2. **Generate audit-gated gold** β€” agents write `heal/gold_<facet>/*.jsonl`: realistic prompt β†’ elite answer,
**secure-by-default**, **current versions** (except legacy), every record via `json.dumps` (never hand-written).
3. **Assemble** β€” dedup + shuffle β†’ `heal/<corpus>/{train,valid}.jsonl`.
4. **Heal** β€” `python scripts/06_heal_lora.py --model models/GLM-5.2-q3a4-v4 --data heal/<corpus>
--adapter-path heal/adapters-<facet> --iters 700 --max-seq-length 2048` β†’ the adapter.
5. **Scorecard** β€” `scripts/77_soul_flywheel.py` (per-facet elite-rate) **+** `scripts/58_bench.py --n 164`
(did HumanEval hold? β€” the regression guard). Green = ship.
6. **Ship** β€” `hf upload philipjohnbasile/GLM-5.2-Demolition-q3a4-MLX heal/adapters-<facet> adapters-<facet>`.
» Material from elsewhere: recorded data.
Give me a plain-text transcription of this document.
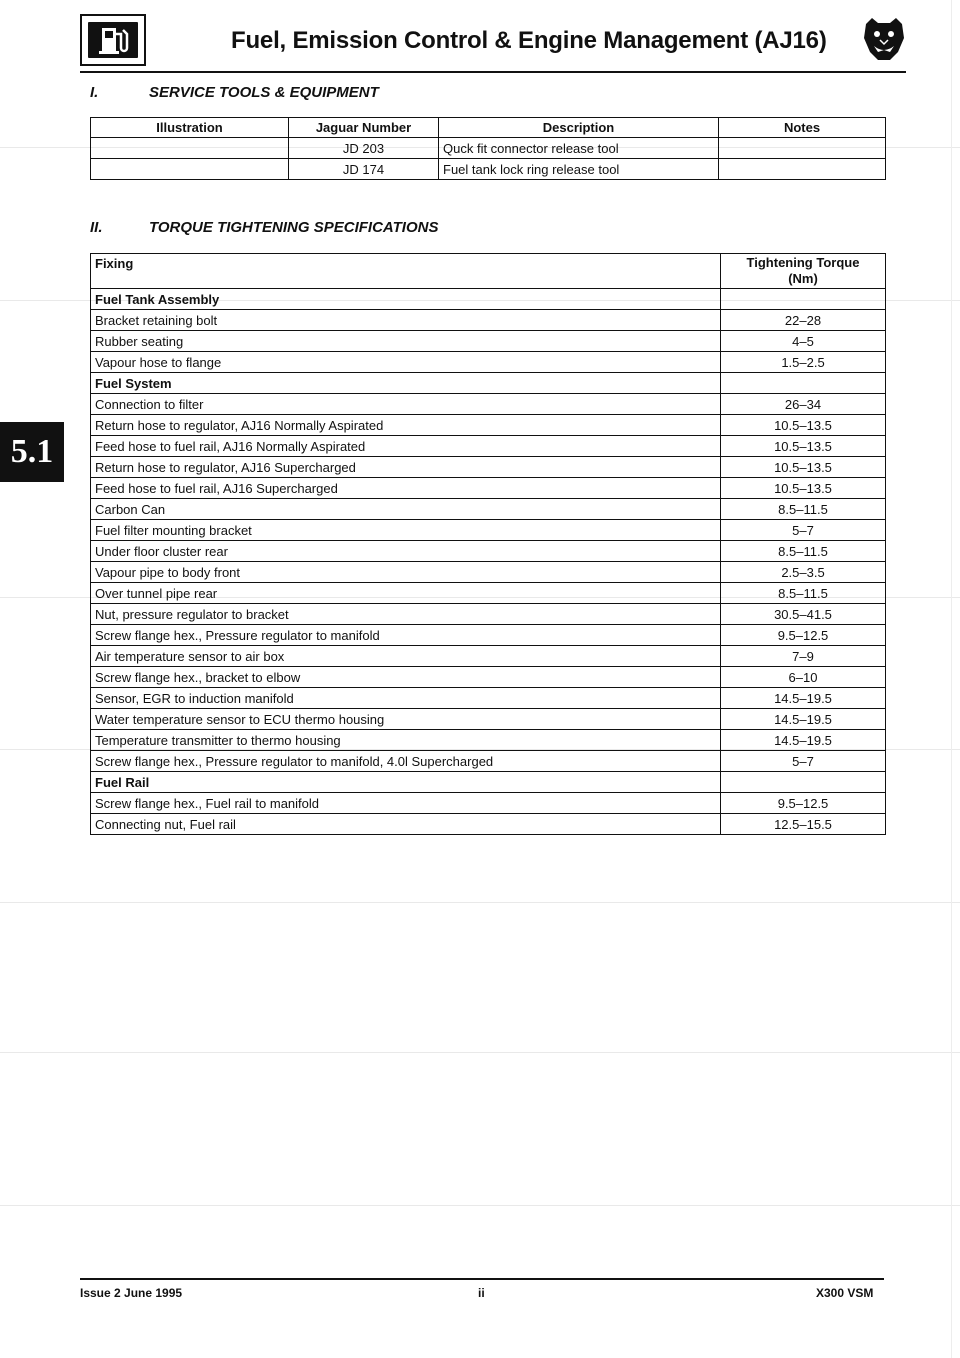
Fuel, Emission Control & Engine Management (AJ16)
I.	SERVICE TOOLS & EQUIPMENT
Illustration	Jaguar Number	Description	Notes
	JD 203	Quck fit connector release tool	
	JD 174	Fuel tank lock ring release tool	
II.	TORQUE TIGHTENING SPECIFICATIONS
Fixing	Tightening Torque
(Nm)

Fuel Tank Assembly	
Bracket retaining bolt	22–28
Rubber seating	4–5
Vapour hose to flange	1.5–2.5
Fuel System	
Connection to filter	26–34
Return hose to regulator, AJ16 Normally Aspirated	10.5–13.5
Feed hose to fuel rail, AJ16 Normally Aspirated	10.5–13.5
Return hose to regulator, AJ16 Supercharged	10.5–13.5
Feed hose to fuel rail, AJ16 Supercharged	10.5–13.5
Carbon Can	8.5–11.5
Fuel filter mounting bracket	5–7
Under floor cluster rear	8.5–11.5
Vapour pipe to body front	2.5–3.5
Over tunnel pipe rear	8.5–11.5
Nut, pressure regulator to bracket	30.5–41.5
Screw flange hex., Pressure regulator to manifold	9.5–12.5
Air temperature sensor to air box	7–9
Screw flange hex., bracket to elbow	6–10
Sensor, EGR to induction manifold	14.5–19.5
Water temperature sensor to ECU thermo housing	14.5–19.5
Temperature transmitter to thermo housing	14.5–19.5
Screw flange hex., Pressure regulator to manifold, 4.0l Supercharged	5–7
Fuel Rail	
Screw flange hex., Fuel rail to manifold	9.5–12.5
Connecting nut, Fuel rail	12.5–15.5
5.1
Issue 2 June 1995	ii	X300 VSM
## 4. The rules (trip these and it breaks)
- **`--max-seq-length ≀ 2048`** on every heal β€” above it, GLM-5.2's DSA sparse-attention top-k scatter is
non-differentiable and the backward pass crashes at step 1 (`scatter_axis VJP`). Inference is fine at any length.
- **`GLM_STREAM_EVAL=0`** for both serve and train (=1 stalls the serve and crashes training).
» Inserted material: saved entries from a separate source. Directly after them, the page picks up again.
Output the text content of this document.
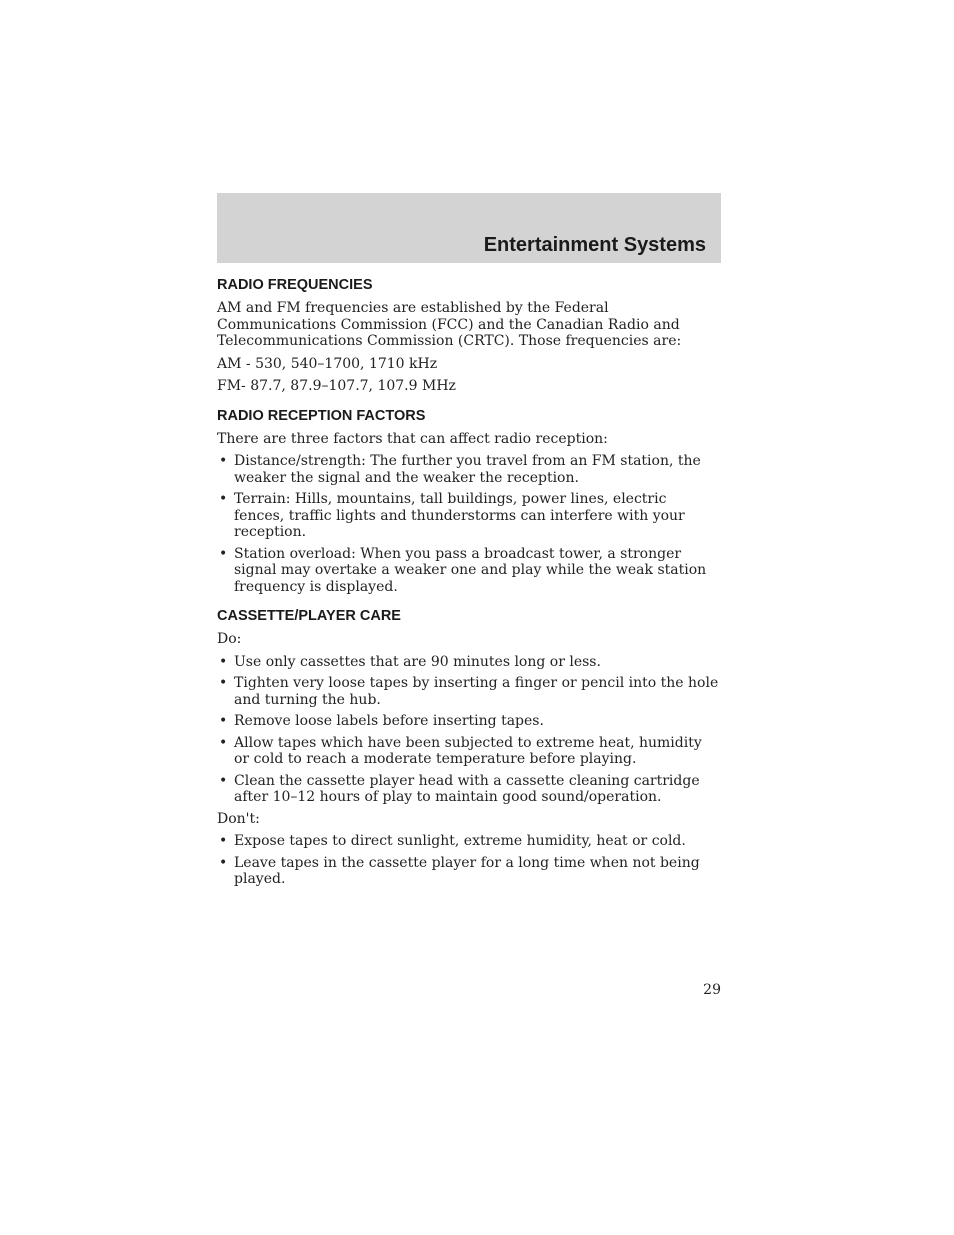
Entertainment Systems
RADIO FREQUENCIES

AM and FM frequencies are established by the Federal Communications Commission (FCC) and the Canadian Radio and Telecommunications Commission (CRTC). Those frequencies are:

AM - 530, 540–1700, 1710 kHz

FM- 87.7, 87.9–107.7, 107.9 MHz

RADIO RECEPTION FACTORS

There are three factors that can affect radio reception:

• Distance/strength: The further you travel from an FM station, the weaker the signal and the weaker the reception.
• Terrain: Hills, mountains, tall buildings, power lines, electric fences, traffic lights and thunderstorms can interfere with your reception.
• Station overload: When you pass a broadcast tower, a stronger signal may overtake a weaker one and play while the weak station frequency is displayed.
CASSETTE/PLAYER CARE

Do:

• Use only cassettes that are 90 minutes long or less.
• Tighten very loose tapes by inserting a finger or pencil into the hole and turning the hub.
• Remove loose labels before inserting tapes.
• Allow tapes which have been subjected to extreme heat, humidity or cold to reach a moderate temperature before playing.
• Clean the cassette player head with a cassette cleaning cartridge after 10–12 hours of play to maintain good sound/operation.

Don't:

• Expose tapes to direct sunlight, extreme humidity, heat or cold.
• Leave tapes in the cassette player for a long time when not being played.
29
- **Audit every verifier with known-good *and* known-bad** before trusting it β€” verifiers false-pass silently.
- **Never fake a number.** A held-out scorecard or it didn't happen.
- **Raise the GPU memory ceiling** (`iogpu.wired_limit_mb=122000`) or long runs OOM.
## 5. The adapter library
| Adapter | Contents | Status |
|---|---|---|
| `adapters-soul2` | core soul v2 β€” design Β· dataviz Β· prose Β· math Β· research Β· architecture Β· security Β· code (250 masters-gold) | **shipped βœ“** |
| `adapters-soul-v3` | core soul v3 β€” soul2 **+ science Β· perfumery Β· deep-security Β· red-team/pentest Β· self-swap router** (358 gold) | **healing** |
| `adapters-fullstack` | AI-eng/DS-ML code β€” RAG Β· agents Β· MLOps Β· deep-learning Β· classical-ML Β· data-eng Β· web Β· devops/test (60) | queued |
| `adapters-gamedev` | game/app code β€” Unreal Β· Unity Β· Godot Β· Flutter Β· patterns Β· shaders Β· netcode (47) | queued |
| `adapters-legacy` | legacy code β€” COBOL Β· enterprise-Java Β· PHP Β· Perl/VB β€” classic **and** modern (Java 21 Β· PHP 8.4 Β· .NET 8) (51) | queued |
| `adapters-soul` | the v1 soul (43 gold) | shipped (superseded) |
The swappable code modules (`fullstack` / `gamedev` / `legacy`) heal **GPU-serial** via `scripts/heal_queue.sh` β€” an
autonomous driver that ships each adapter on completion, then launches the next. The base + `adapters-soul2` runs
**today**; `adapters-soul-v3` is the next always-on core; each code module ships as its heal finishes. Each adapter is
self-contained (Pattern A): the proven soul base + that module's specialty gold. *Known limitation:* the 3-bit base
degenerates on very long single generations (the masters-gold is elite; the model just can't re-spin long output) β€”
the real fix is saliency-dynamic quant (protect the salient/early experts at 4-bit+), tracked separately.